First looking at raw transistor counts inside modern SoCs, the industry is just a fraction behind Moore’s Law. In 2015, the Kirin 950 housed around 3 billion transistors. By 2017, the Kirin 970 features 5.5 billion, just a tad shy of doubling in two years, and then up to around 10 billion with 2019’s Kirin 990. Again, just a few percent shy of doubling the transistor count over two years.
In 2015, then Intel CEO Brian Krzanich noted that double its transistor count took closer to two and a half years. It appears that the mobile industry is perhaps a little faster than that, but in roughly the same ballpark of slightly over two years per doubling.

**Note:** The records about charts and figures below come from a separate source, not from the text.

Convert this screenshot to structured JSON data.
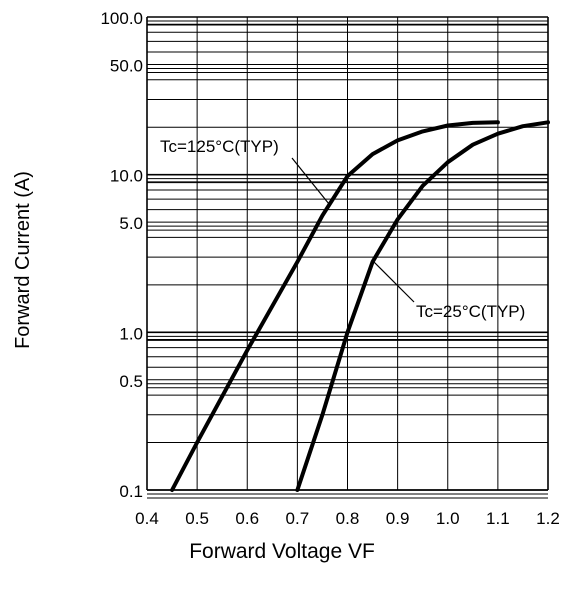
{
  "chart_data": {
    "type": "line",
    "x_label": "Forward Voltage VF",
    "y_label": "Forward Current (A)",
    "x_range": [
      0.4,
      1.2
    ],
    "y_range": [
      0.1,
      100
    ],
    "y_scale": "log",
    "grid": true,
    "x_ticks": [
      "0.4",
      "0.5",
      "0.6",
      "0.7",
      "0.8",
      "0.9",
      "1.0",
      "1.1",
      "1.2"
    ],
    "y_ticks": [
      {
        "value": 100,
        "label": "100.0"
      },
      {
        "value": 50,
        "label": "50.0"
      },
      {
        "value": 10,
        "label": "10.0"
      },
      {
        "value": 5,
        "label": "5.0"
      },
      {
        "value": 1,
        "label": "1.0"
      },
      {
        "value": 0.5,
        "label": "0.5"
      },
      {
        "value": 0.1,
        "label": "0.1"
      }
    ],
    "series": [
      {
        "name": "Tc=125°C(TYP)",
        "points": [
          [
            0.45,
            0.1
          ],
          [
            0.5,
            0.2
          ],
          [
            0.6,
            0.77
          ],
          [
            0.7,
            2.8
          ],
          [
            0.75,
            5.5
          ],
          [
            0.8,
            9.8
          ],
          [
            0.85,
            13.5
          ],
          [
            0.9,
            16.5
          ],
          [
            0.95,
            18.8
          ],
          [
            1.0,
            20.5
          ],
          [
            1.05,
            21.3
          ],
          [
            1.1,
            21.5
          ]
        ]
      },
      {
        "name": "Tc=25°C(TYP)",
        "points": [
          [
            0.7,
            0.1
          ],
          [
            0.75,
            0.3
          ],
          [
            0.8,
            1.0
          ],
          [
            0.85,
            2.8
          ],
          [
            0.9,
            5.2
          ],
          [
            0.95,
            8.5
          ],
          [
            1.0,
            12.0
          ],
          [
            1.05,
            15.5
          ],
          [
            1.1,
            18.2
          ],
          [
            1.15,
            20.3
          ],
          [
            1.2,
            21.5
          ]
        ]
      }
    ]
  }
}
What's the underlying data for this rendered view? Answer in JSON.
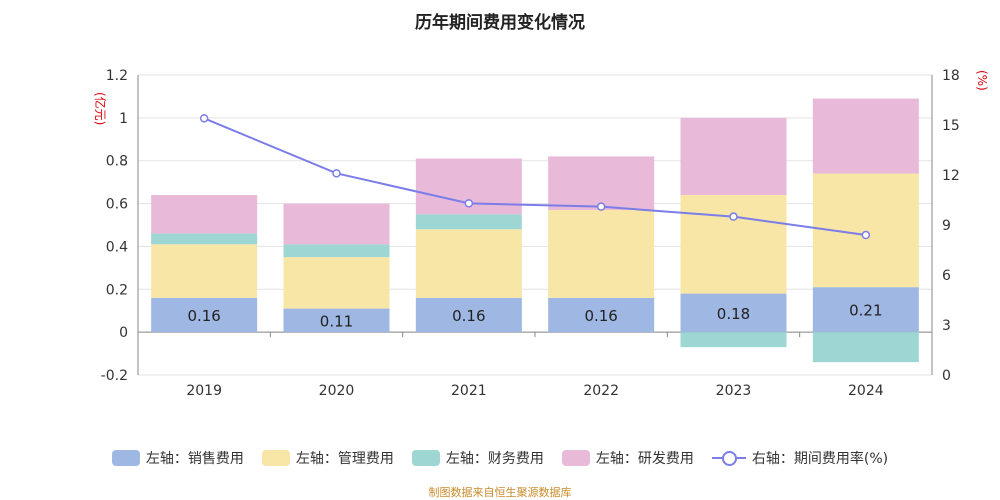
{
  "chart_data": {
    "type": "bar",
    "title": "历年期间费用变化情况",
    "left_unit": "(亿元)",
    "right_unit": "(%)",
    "categories": [
      "2019",
      "2020",
      "2021",
      "2022",
      "2023",
      "2024"
    ],
    "left_axis": {
      "min": -0.2,
      "max": 1.2,
      "ticks": [
        "-0.2",
        "0",
        "0.2",
        "0.4",
        "0.6",
        "0.8",
        "1",
        "1.2"
      ]
    },
    "right_axis": {
      "min": 0,
      "max": 18,
      "ticks": [
        "0",
        "3",
        "6",
        "9",
        "12",
        "15",
        "18"
      ]
    },
    "series": [
      {
        "name": "左轴：销售费用",
        "color": "#9fb7e3",
        "values": [
          0.16,
          0.11,
          0.16,
          0.16,
          0.18,
          0.21
        ],
        "labels": [
          "0.16",
          "0.11",
          "0.16",
          "0.16",
          "0.18",
          "0.21"
        ]
      },
      {
        "name": "左轴：管理费用",
        "color": "#f7e6a6",
        "values": [
          0.25,
          0.24,
          0.32,
          0.41,
          0.46,
          0.53
        ]
      },
      {
        "name": "左轴：财务费用",
        "color": "#9dd6d2",
        "values": [
          0.05,
          0.06,
          0.07,
          0.0,
          -0.07,
          -0.14
        ]
      },
      {
        "name": "左轴：研发费用",
        "color": "#e8b9d9",
        "values": [
          0.18,
          0.19,
          0.26,
          0.25,
          0.36,
          0.35
        ]
      }
    ],
    "line": {
      "name": "右轴：期间费用率(%)",
      "color": "#7b7de8",
      "values": [
        15.4,
        12.1,
        10.3,
        10.1,
        9.5,
        8.4
      ]
    },
    "grid": true,
    "legend_position": "bottom"
  },
  "source": "制图数据来自恒生聚源数据库"
}
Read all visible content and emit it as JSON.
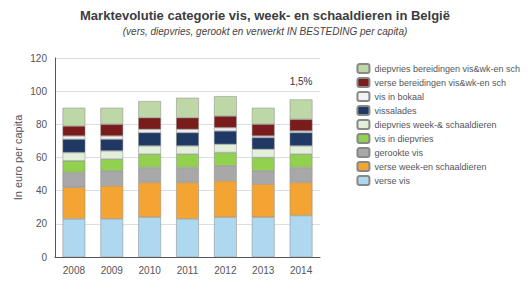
{
  "chart_data": {
    "type": "bar",
    "stacked": true,
    "title": "Marktevolutie categorie vis, week- en schaaldieren in België",
    "subtitle": "(vers, diepvries, gerookt en verwerkt IN BESTEDING per capita)",
    "ylabel": "In euro per capita",
    "annotations": [
      {
        "text": "1,5%",
        "x": "2014",
        "y": 103
      }
    ],
    "categories": [
      "2008",
      "2009",
      "2010",
      "2011",
      "2012",
      "2013",
      "2014"
    ],
    "series": [
      {
        "name": "verse vis",
        "color": "#ADD8F0",
        "values": [
          23,
          23,
          24,
          23,
          24,
          24,
          25
        ]
      },
      {
        "name": "verse week-en schaaldieren",
        "color": "#F4A433",
        "values": [
          19,
          20,
          21,
          22,
          22,
          20,
          20
        ]
      },
      {
        "name": "gerookte vis",
        "color": "#A8A8A8",
        "values": [
          9,
          9,
          9,
          9,
          9,
          8,
          9
        ]
      },
      {
        "name": "vis in diepvries",
        "color": "#92D050",
        "values": [
          7,
          7,
          8,
          8,
          8,
          8,
          8
        ]
      },
      {
        "name": "diepvries week-& schaaldieren",
        "color": "#E2EFDA",
        "values": [
          5,
          5,
          5,
          5,
          5,
          5,
          5
        ]
      },
      {
        "name": "vissalades",
        "color": "#1F3864",
        "values": [
          8,
          7,
          8,
          8,
          8,
          7,
          8
        ]
      },
      {
        "name": "vis in bokaal",
        "color": "#F2F2F2",
        "values": [
          2,
          2,
          2,
          2,
          2,
          1,
          1
        ]
      },
      {
        "name": "verse bereidingen vis&wk-en sch",
        "color": "#7B1C1C",
        "values": [
          6,
          7,
          7,
          7,
          7,
          7,
          7
        ]
      },
      {
        "name": "diepvries bereidingen vis&wk-en sch",
        "color": "#BDD7A7",
        "values": [
          11,
          10,
          10,
          12,
          12,
          10,
          12
        ]
      }
    ],
    "ylim": [
      0,
      120
    ],
    "yticks": [
      0,
      20,
      40,
      60,
      80,
      100,
      120
    ],
    "grid": true,
    "legend": "right"
  }
}
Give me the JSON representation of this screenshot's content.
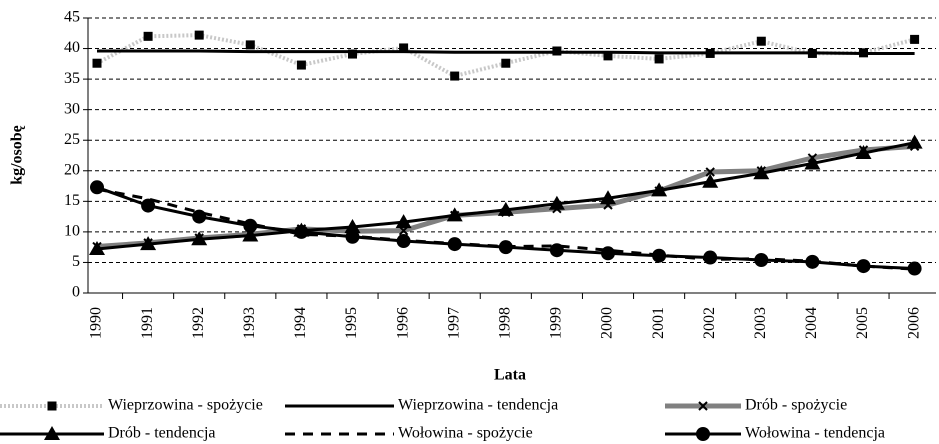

However, when we calculate the density of transistors per square millimeter, smartphone SoCs are actually doing a very good job at sticking to Moore’s prediction. Between 2016 and 2018, Huawei nearly tripled the number of transistors per square millimeter from 34 to 93 million. This was thanks to the jump from 16nm to 7nm technology. Similarly, the latest Kirin 990 packs in 111 million transistors per mm², almost exactly double the 56 million per mm² in 2017’s 10nm Kirin 970. It’s roughly the same story looking at Apple’s density progression over these years as well.
Moore's Law still applies, but it's beginning to strain.
Moore’s Law still applies to modern smartphone chips. It’s surprising just how accurate a prediction from 1975 continues to be in 2020. The move to 5nm is expected later in 2020 and into 2021, so we’ll continue to see transistor density improvements over the next year or so as well. However, chip manufacturers may find it tougher to move to 3nm and smaller towards the middle and end of the decade. It’s possible that Moore’s Law could still fail before 2030.
What about performance?
Transistor counts are one thing, but they’re not much good unless we benefit from higher performance too. We’ve compiled a list of various benchmarks to see if and where smartphone performance has improved over the past few years.
Overall system performance, gauged from Antutu, suggests peak performance doubled between 2016 and 2018 and very nearly doubled between 2017 and 2019. Basemark OS results point to a very similar trend across the top-performing chipsets.
Looking closer at CPU, there’s a definite jump in single-core performance in 2018 and 2019, owing to the adoption of faster Arm Cortex-A processors and smaller process nodes. Moore’s Law seems to hold up here. GPU tells a familiar story, with more than a doubling of performance from 2016 to 2018. 2017 to 2019 models again see improvements fall just shy of doubling.
Overall, there are hints that performance isn’t quite doubling every two years anymore. Although the gains aren’t too far off. We’d need to look at more data over the coming years to confirm any slowing down in performance gains.
What are all these transistors for?
Examining CPU and GPU performance in isolation isn’t really a fair reflection of how chipsets make use of their ever-growing transistor counts. Smartphone SoCs are increasingly complicated beasts, sporting wireless modems, image signal processors (ISP), and machine learning processors, among other components.
Over the past couple of years, image processing quality has vastly improved, with a growing number of sensors supported as well. That all requires a more powerful and larger ISP. Chips also sport faster integrated 4G LTE speeds and some offer integrated 5G support as well. Not forgetting improvements to Bluetooth and Wi-Fi, which also takes up silicon space. Machine learning or “AI” processors are also growing in power and popularity for everything from face recognition security to computational photography.
Smartphone chips are more powerful, feature-full, and more densely packed than ever. All thanks to the fact that Moore’s Law remains alive and well in the smartphone space. At least for now.